Est-ce un effet des choix politiques concernant l’accueil des migrants en Allemagne (1,1 million en 2015, soit 3 000 à 4 000 arrivants par jour), mais le pouvoir central, ô combien personnifié par Angela Merkel, semble un peu sous tension en ce moment. Cette vibration affecte également les questions agricoles.
Tout d’abord, le pouvoir central – fédéral – doit tenir compte des pouvoirs régionaux – des Länder –, qui commencent à donner de la voix. Les ministres des Länder, car en Allemagne chaque Land a son propre gouvernement et ses ministres, se sont réunis en avril et se sont prononcés pour une régulation du marché du lait.

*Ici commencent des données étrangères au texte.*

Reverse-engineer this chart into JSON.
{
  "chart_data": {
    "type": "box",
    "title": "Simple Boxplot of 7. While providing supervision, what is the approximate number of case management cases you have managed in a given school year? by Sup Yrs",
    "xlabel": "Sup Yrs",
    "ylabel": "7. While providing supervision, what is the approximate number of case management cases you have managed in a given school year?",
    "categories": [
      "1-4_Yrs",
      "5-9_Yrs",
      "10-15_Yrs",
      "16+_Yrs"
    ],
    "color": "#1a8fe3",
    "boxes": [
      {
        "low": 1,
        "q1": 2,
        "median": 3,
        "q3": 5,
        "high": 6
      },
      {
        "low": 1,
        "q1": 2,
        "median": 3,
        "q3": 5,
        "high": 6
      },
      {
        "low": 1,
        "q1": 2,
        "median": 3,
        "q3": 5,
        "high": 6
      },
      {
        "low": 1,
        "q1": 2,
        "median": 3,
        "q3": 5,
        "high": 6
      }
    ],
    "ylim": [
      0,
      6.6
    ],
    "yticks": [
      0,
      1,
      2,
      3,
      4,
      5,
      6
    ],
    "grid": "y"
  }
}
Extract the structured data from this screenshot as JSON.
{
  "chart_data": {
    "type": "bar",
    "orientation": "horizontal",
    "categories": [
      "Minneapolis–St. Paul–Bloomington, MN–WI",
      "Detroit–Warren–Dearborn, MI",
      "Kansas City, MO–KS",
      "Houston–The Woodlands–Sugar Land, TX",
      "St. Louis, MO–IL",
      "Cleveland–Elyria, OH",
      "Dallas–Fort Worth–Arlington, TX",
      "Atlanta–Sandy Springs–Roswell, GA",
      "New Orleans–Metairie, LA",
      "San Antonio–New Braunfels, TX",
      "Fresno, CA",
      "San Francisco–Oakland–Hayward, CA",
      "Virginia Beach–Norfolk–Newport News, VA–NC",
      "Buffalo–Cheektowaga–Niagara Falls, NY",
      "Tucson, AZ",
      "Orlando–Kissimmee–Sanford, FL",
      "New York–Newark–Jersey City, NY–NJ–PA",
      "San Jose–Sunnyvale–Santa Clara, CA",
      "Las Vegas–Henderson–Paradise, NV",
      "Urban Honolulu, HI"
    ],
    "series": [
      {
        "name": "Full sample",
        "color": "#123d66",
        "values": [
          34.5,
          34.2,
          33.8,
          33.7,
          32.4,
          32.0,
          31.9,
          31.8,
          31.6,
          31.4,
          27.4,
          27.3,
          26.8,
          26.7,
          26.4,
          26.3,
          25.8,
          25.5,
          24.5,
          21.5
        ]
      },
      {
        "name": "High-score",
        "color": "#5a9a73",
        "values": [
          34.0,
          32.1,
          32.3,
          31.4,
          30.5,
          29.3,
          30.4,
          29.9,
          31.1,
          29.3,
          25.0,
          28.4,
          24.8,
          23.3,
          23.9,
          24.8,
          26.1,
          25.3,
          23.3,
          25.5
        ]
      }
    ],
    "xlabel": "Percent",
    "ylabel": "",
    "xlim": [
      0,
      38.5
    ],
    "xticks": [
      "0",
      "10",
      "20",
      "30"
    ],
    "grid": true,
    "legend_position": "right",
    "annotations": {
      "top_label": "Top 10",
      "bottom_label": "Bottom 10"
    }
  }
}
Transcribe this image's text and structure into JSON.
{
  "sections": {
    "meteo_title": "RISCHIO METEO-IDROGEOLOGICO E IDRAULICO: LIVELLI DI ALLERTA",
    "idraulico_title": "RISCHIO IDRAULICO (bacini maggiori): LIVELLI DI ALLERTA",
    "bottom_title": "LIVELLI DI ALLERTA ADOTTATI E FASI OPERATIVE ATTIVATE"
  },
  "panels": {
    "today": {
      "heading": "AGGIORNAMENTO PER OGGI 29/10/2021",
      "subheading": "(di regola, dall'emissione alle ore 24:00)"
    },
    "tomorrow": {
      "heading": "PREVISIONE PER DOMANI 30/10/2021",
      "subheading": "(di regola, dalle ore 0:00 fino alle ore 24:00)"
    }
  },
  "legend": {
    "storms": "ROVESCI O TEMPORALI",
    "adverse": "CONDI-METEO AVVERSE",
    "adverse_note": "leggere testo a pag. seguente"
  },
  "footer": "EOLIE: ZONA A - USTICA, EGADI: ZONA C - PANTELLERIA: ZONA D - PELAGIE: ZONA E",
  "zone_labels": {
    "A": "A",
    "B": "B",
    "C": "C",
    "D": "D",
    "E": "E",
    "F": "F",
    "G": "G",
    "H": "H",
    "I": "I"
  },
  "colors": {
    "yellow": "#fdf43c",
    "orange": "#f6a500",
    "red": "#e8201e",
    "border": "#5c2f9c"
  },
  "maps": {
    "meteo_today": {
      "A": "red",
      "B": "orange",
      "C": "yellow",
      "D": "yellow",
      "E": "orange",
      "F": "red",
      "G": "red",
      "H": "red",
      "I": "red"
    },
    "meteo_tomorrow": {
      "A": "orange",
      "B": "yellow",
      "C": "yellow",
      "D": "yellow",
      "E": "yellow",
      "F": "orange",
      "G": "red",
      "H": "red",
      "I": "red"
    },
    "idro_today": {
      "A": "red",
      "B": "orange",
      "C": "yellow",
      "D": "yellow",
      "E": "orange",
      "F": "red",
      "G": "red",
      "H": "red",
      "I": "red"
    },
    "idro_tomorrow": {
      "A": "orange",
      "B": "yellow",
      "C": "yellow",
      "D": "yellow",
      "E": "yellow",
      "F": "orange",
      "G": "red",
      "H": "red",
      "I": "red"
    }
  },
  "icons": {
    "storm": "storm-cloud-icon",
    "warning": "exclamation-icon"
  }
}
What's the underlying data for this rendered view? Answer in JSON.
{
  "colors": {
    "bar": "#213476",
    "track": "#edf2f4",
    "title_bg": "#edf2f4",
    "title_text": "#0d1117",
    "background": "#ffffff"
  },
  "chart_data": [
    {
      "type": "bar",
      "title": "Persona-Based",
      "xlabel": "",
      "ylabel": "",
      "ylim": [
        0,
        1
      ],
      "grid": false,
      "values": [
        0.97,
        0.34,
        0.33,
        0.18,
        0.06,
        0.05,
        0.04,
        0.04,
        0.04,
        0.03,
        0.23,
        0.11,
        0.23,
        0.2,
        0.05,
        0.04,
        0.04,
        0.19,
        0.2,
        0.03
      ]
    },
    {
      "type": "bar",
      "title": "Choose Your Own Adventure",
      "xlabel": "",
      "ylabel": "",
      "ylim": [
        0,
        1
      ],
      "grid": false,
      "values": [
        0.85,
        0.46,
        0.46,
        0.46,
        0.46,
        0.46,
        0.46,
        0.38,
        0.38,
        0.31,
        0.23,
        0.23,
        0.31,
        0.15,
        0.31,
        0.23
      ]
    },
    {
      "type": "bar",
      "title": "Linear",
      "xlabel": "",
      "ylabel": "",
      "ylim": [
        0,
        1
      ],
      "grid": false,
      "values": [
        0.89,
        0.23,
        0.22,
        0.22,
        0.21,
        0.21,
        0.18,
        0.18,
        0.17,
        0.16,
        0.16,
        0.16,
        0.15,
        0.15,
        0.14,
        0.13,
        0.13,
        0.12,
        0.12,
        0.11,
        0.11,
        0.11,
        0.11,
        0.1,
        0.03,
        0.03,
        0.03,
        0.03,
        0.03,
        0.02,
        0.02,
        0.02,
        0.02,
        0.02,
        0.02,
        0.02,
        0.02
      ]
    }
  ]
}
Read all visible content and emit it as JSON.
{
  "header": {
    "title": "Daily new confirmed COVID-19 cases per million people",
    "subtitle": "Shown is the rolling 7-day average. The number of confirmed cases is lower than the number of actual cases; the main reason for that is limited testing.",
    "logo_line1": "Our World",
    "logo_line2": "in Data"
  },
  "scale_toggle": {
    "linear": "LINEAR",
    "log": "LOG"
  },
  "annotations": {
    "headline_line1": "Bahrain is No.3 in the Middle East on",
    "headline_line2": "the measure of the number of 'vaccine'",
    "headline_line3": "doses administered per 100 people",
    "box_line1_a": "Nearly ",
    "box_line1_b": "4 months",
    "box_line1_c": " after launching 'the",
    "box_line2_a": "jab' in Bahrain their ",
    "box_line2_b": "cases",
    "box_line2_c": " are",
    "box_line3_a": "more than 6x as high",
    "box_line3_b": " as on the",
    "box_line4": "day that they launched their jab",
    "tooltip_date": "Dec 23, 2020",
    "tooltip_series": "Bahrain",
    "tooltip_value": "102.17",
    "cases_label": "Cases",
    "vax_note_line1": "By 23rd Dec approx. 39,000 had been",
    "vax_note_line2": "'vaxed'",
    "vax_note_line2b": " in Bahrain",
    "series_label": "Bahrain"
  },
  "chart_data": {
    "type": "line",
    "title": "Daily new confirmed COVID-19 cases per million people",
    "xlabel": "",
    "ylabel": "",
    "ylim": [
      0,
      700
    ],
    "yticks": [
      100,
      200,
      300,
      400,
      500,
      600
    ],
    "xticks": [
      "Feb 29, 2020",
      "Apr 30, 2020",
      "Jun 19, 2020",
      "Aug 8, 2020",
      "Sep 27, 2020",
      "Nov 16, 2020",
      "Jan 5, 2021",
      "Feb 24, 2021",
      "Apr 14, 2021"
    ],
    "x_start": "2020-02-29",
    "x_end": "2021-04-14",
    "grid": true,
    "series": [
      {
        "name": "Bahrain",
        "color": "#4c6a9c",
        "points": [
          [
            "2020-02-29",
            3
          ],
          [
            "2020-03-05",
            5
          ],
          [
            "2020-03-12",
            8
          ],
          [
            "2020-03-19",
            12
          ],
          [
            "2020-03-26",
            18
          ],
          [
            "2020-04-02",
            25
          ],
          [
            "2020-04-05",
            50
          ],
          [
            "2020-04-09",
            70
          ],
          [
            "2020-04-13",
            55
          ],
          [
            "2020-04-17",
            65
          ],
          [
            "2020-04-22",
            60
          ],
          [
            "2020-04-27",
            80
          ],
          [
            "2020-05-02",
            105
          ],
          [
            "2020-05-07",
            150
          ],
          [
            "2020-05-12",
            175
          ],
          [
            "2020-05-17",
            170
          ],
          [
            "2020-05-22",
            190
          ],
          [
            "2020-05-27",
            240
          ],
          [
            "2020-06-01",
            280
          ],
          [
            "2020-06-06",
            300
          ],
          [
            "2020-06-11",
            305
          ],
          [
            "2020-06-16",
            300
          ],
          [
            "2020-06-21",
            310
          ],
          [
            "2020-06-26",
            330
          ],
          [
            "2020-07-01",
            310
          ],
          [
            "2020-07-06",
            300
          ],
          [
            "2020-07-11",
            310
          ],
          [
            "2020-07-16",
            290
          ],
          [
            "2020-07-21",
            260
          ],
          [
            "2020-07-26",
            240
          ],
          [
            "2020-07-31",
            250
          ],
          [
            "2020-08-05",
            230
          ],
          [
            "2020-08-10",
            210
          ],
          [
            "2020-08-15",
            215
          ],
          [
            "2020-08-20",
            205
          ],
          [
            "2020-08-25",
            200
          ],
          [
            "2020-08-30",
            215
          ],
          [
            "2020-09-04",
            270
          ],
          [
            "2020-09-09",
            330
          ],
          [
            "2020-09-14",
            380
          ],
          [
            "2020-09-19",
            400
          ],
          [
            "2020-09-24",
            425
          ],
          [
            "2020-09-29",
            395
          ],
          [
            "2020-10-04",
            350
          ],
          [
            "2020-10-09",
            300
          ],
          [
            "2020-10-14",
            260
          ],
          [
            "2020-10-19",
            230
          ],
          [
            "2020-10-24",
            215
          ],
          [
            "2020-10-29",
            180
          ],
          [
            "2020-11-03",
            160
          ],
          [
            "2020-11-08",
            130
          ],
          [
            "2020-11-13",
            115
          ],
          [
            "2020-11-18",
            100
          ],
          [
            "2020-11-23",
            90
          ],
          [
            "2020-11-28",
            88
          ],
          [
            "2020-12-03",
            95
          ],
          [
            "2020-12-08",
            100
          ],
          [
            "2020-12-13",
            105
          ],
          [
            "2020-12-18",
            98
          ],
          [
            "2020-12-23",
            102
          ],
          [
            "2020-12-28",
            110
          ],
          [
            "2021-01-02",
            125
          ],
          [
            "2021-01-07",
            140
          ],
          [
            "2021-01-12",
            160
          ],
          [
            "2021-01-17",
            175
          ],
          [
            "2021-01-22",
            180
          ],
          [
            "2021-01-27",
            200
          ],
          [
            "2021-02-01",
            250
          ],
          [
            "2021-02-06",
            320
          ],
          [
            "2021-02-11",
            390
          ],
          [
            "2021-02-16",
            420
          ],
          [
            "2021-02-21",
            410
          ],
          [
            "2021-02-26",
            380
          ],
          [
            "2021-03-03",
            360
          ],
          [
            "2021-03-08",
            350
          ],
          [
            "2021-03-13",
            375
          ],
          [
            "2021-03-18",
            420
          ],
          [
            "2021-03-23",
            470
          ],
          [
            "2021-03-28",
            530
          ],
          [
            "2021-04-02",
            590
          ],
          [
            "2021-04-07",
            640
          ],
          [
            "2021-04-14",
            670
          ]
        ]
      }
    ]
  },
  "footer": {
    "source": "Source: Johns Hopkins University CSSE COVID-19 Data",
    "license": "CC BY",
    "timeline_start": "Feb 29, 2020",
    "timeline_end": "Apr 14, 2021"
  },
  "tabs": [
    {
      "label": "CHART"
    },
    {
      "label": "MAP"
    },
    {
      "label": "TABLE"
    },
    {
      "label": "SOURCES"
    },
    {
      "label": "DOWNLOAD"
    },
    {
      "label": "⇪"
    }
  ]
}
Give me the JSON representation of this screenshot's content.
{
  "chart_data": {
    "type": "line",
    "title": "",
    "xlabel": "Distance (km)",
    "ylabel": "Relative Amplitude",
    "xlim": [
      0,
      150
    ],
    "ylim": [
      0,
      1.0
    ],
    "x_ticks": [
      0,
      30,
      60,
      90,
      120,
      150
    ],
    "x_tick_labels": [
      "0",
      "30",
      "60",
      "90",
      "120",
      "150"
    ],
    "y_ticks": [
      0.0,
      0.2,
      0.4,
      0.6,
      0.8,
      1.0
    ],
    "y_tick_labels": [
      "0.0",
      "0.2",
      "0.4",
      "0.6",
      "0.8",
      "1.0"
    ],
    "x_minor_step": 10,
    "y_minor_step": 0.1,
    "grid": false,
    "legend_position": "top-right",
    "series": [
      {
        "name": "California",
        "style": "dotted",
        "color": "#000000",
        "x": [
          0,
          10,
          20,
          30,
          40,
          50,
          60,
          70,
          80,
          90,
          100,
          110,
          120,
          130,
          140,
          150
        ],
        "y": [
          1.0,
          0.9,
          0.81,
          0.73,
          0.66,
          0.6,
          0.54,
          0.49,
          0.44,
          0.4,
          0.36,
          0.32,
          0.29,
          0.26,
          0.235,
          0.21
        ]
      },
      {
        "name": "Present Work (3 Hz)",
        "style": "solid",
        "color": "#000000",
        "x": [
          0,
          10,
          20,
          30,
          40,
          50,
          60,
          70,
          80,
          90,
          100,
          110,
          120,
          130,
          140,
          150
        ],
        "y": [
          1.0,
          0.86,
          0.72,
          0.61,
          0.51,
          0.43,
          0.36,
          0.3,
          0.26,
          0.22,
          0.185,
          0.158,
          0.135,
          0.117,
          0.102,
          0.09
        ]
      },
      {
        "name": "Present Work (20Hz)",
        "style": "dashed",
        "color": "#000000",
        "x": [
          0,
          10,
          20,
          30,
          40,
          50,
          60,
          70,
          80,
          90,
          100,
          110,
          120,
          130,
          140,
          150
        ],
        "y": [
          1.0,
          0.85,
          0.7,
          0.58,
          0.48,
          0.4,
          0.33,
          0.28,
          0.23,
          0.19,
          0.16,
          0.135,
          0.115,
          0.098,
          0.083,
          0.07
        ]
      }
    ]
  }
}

Si, si, régulation. Angela Merkel, à la surprise générale, car les questions agricoles ne sont pas au cœur de ses préoccupations, a embrayé et annoncé un plan d’aides le 10 mai. Pas de vraie régulation mais un plan d’aides tout de même, avec des mesures assez classiques, du genre année blanche pour les remboursements de prêts, allégement des cotisations sociales... Dans la foulée, le ministre de l’Agriculture, le Bavarois Christian Schmidt, a annoncé un sommet laitier avec producteurs, laiteries et distribution, prévu pour le 30 mai, en présence des ministres des Länder. La régulation sera au menu.
Ensuite, ça tangue aussi au sein de la coalition gouvernementale. Angela Merkel donne un remarquable sentiment de force et d’unité. Mais il faut rappeler qu’elle dirige un gouvernement de coalition. Avec le centre droit, lui-même composé de la CDU (démocrates chrétiens) et de la CSU (idem, mais version bavaroise) et le centre gauche du SPD, parti social-démocrate). Tout allait bien jusque-là. La cogestion à l’allemande réussissait à merveille. Mais une querelle intragouvernementale vient perturber l’atmosphère. Les ministres du SPD ont annoncé qu’ils n’approuveraient pas la prolongation de l’autorisation d’utilisation du glyphosate. Christian Schmidt a dénoncé cette obstruction, de telle sorte que personne ne sait comment l’Allemagne va voter dans les réunions ministérielles à Bruxelles.
Un flou qui n’a rien d’artistique et qui est bien embarrassant pour la Commission européenne, pour qui la position allemande pèse d’un poids incomparable dans les rouages institutionnels.
Ça va, vous suivez toujours ? Alors encore une petite couche. L’agriculture n’est pas du tout traitée comme en France. Ici, une manifestation ou un barrage fait la une de BFM TV. Outre-Rhin, la population est plutôt indifférente. L’Allemand raisonne en consommateur. Les prix baissent ? Tant mieux. De 30 % (baisse annoncée par les grandes surfaces pour 2016) ? Encore mieux ! Et puis, l’argument qui tue : les producteurs, en décidant d’augmenter leur production, sont les premiers responsables de la baisse des prix. Pas question de les aider.
Pas facile d’être aux manettes devant tant de pressions contradictoires. C’est presque aussi difficile que la loi travail.